Times are hard, money is tight, interest in the Armed Forces is down and we have wars raging on foreign lands across the world. So, if you are the US Air Force and you want to pack your squadrons with young eager mavericks, what should you do? Why, build two awesome supercars that shock and awe the visual senses, of course! The Mustang X-1 and Challenger Vapor were both constructed as part of the Air Force's Project Supercar initiative to drive interest in signing-up and joining the ranks.

After just returning from the DUB Show in Detroit and seeing all of the crazy modifications that people have performed at their own expense, I must say that the US Government has jumped head first into the custom car game. With all of the tax payer dollars being thrown around to anyone with their hand out, why not build some badass rides. In fact, let's get the Army, Navy and Marines involved and have an Armed Forces custom car show traveling around the country with tank drifting and humvee off-roading. Truly, I jest, but I have to give the Air Force credit for these two initiatives, executed by Galpin Auto Sports. Who else but the guys from GAS could create rides as far out as these two radical pony cars, which both feature airplane-like modifications and Lambo doors.
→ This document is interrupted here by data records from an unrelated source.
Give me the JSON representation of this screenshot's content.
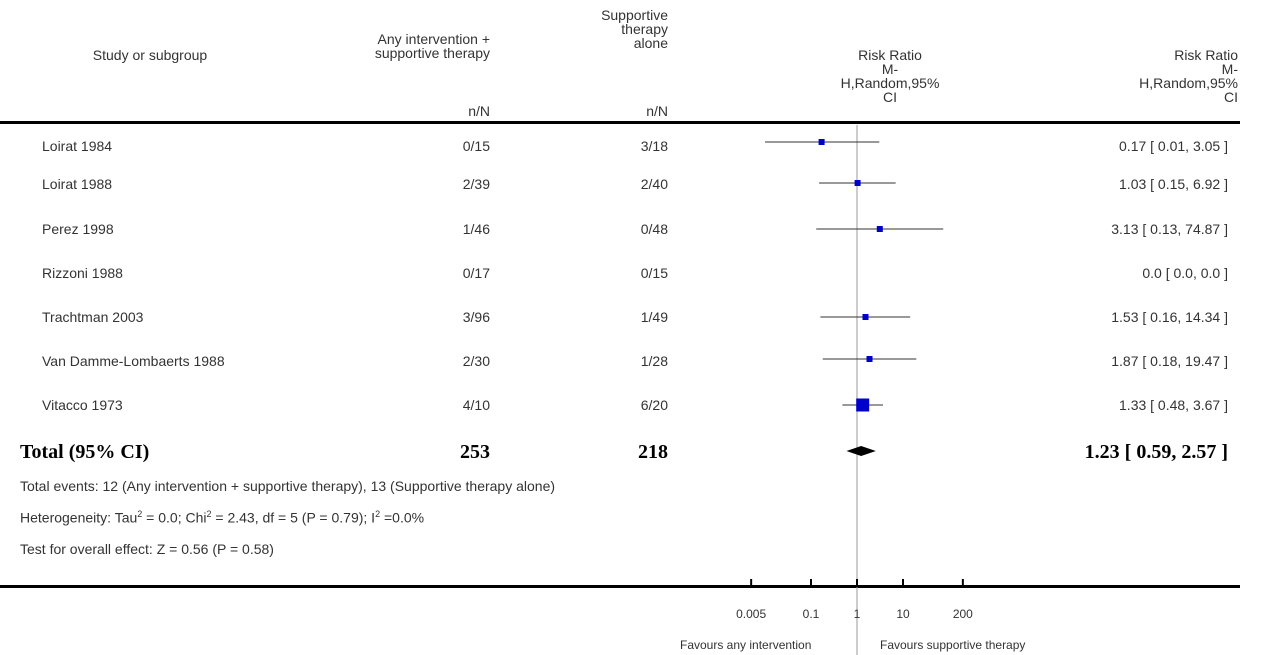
{
  "header": {
    "study_col": "Study or subgroup",
    "treat_col": [
      "Any intervention +",
      "supportive therapy"
    ],
    "control_col": [
      "Supportive",
      "therapy",
      "alone"
    ],
    "treat_nN": "n/N",
    "control_nN": "n/N",
    "plot_col": [
      "Risk Ratio",
      "M-",
      "H,Random,95%",
      "CI"
    ],
    "rr_col": [
      "Risk Ratio",
      "M-",
      "H,Random,95%",
      "CI"
    ]
  },
  "rows": [
    {
      "study": "Loirat 1984",
      "treat": "0/15",
      "control": "3/18",
      "rr_text": "0.17 [ 0.01, 3.05 ]"
    },
    {
      "study": "Loirat 1988",
      "treat": "2/39",
      "control": "2/40",
      "rr_text": "1.03 [ 0.15, 6.92 ]"
    },
    {
      "study": "Perez 1998",
      "treat": "1/46",
      "control": "0/48",
      "rr_text": "3.13 [ 0.13, 74.87 ]"
    },
    {
      "study": "Rizzoni 1988",
      "treat": "0/17",
      "control": "0/15",
      "rr_text": "0.0 [ 0.0, 0.0 ]"
    },
    {
      "study": "Trachtman 2003",
      "treat": "3/96",
      "control": "1/49",
      "rr_text": "1.53 [ 0.16, 14.34 ]"
    },
    {
      "study": "Van Damme-Lombaerts 1988",
      "treat": "2/30",
      "control": "1/28",
      "rr_text": "1.87 [ 0.18, 19.47 ]"
    },
    {
      "study": "Vitacco 1973",
      "treat": "4/10",
      "control": "6/20",
      "rr_text": "1.33 [ 0.48, 3.67 ]"
    }
  ],
  "total": {
    "label": "Total (95% CI)",
    "treat": "253",
    "control": "218",
    "rr_text": "1.23 [ 0.59, 2.57 ]"
  },
  "footnotes": {
    "events": "Total events: 12 (Any intervention + supportive therapy), 13 (Supportive therapy alone)",
    "heterogeneity_prefix": "Heterogeneity: Tau",
    "heterogeneity_mid1": " = 0.0; Chi",
    "heterogeneity_mid2": " = 2.43, df = 5 (P = 0.79); I",
    "heterogeneity_end": " =0.0%",
    "sup2": "2",
    "overall": "Test for overall effect: Z = 0.56 (P = 0.58)"
  },
  "axis": {
    "favours_left": "Favours any intervention",
    "favours_right": "Favours supportive therapy",
    "ticks": [
      {
        "value": 0.005,
        "label": "0.005"
      },
      {
        "value": 0.1,
        "label": "0.1"
      },
      {
        "value": 1,
        "label": "1"
      },
      {
        "value": 10,
        "label": "10"
      },
      {
        "value": 200,
        "label": "200"
      }
    ]
  },
  "chart_data": {
    "type": "forest",
    "scale": "log",
    "xlim": [
      0.005,
      200
    ],
    "null_line": 1,
    "studies": [
      {
        "name": "Loirat 1984",
        "rr": 0.17,
        "lo": 0.01,
        "hi": 3.05,
        "weight_rank": 1
      },
      {
        "name": "Loirat 1988",
        "rr": 1.03,
        "lo": 0.15,
        "hi": 6.92,
        "weight_rank": 1
      },
      {
        "name": "Perez 1998",
        "rr": 3.13,
        "lo": 0.13,
        "hi": 74.87,
        "weight_rank": 1
      },
      {
        "name": "Rizzoni 1988",
        "rr": null,
        "lo": null,
        "hi": null,
        "weight_rank": 0
      },
      {
        "name": "Trachtman 2003",
        "rr": 1.53,
        "lo": 0.16,
        "hi": 14.34,
        "weight_rank": 1
      },
      {
        "name": "Van Damme-Lombaerts 1988",
        "rr": 1.87,
        "lo": 0.18,
        "hi": 19.47,
        "weight_rank": 1
      },
      {
        "name": "Vitacco 1973",
        "rr": 1.33,
        "lo": 0.48,
        "hi": 3.67,
        "weight_rank": 3
      }
    ],
    "pooled": {
      "rr": 1.23,
      "lo": 0.59,
      "hi": 2.57
    },
    "colors": {
      "marker": "#0000CC",
      "line": "#333333",
      "diamond": "#000000"
    }
  }
}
The all white Mustang X-1 is laid out with a full jet cockpit complete with an actual flight control stick used to shift. This may prove a bit tricky with a nitrogen-fed V8 engine capable of over 500 hp at your command. Behind the seat is a custom A/C unit that get O2 via two NACA ducts located in the rear window slots. The car has a custom wide-body kit that pushes out all four corners. The rear track was widened a full foot to make room for a staggered wheel set that accomodates the fatest tires on the market. The interior is constructed with off-white metal sheeting throughout. No Alcantera uphostery in this bad boy.

The Dodge Challenger Vapor takes a different approach and features an all black matte finish designed to create a stealth bomber affect. Everything is black except for the headlights and tail lamps. Even the wheels are completely covered. Inside, there is an infrared thermal imaging system paired with a heads-up display running the length of the windshield. This car also features a jet cockpit with three large LCD screens and switches to run with just two mufflers in whisper quiet mode.

http://www.sub5zero.com/auto-news/us-air-force-project-supercar-mustang-x-1-challenger-vapor


----------



## Butters (Jun 10, 2009)

Very cool cars, but where is the EO DAS?

http://www.es.northropgrumman.com/solutions/f35targeting/assets/eodasvideo.html


JL


----------



## Flyboy2 (Jun 10, 2009)

Wow those are some NICE cars... The X-1 looks nice but the Challenger Vapor looks sinister and awesome.. I love the interior layout, check out this link 
Dodge Challenger Vapor - The Rolling Jet | Dodgepedia.org


----------



## glennasher (Jun 10, 2009)

Looks like a PITA to crawl in and out of, I think I'll stick with my pickup trucks. I can just roll my fat azz out of them when I need to egress.....................


----------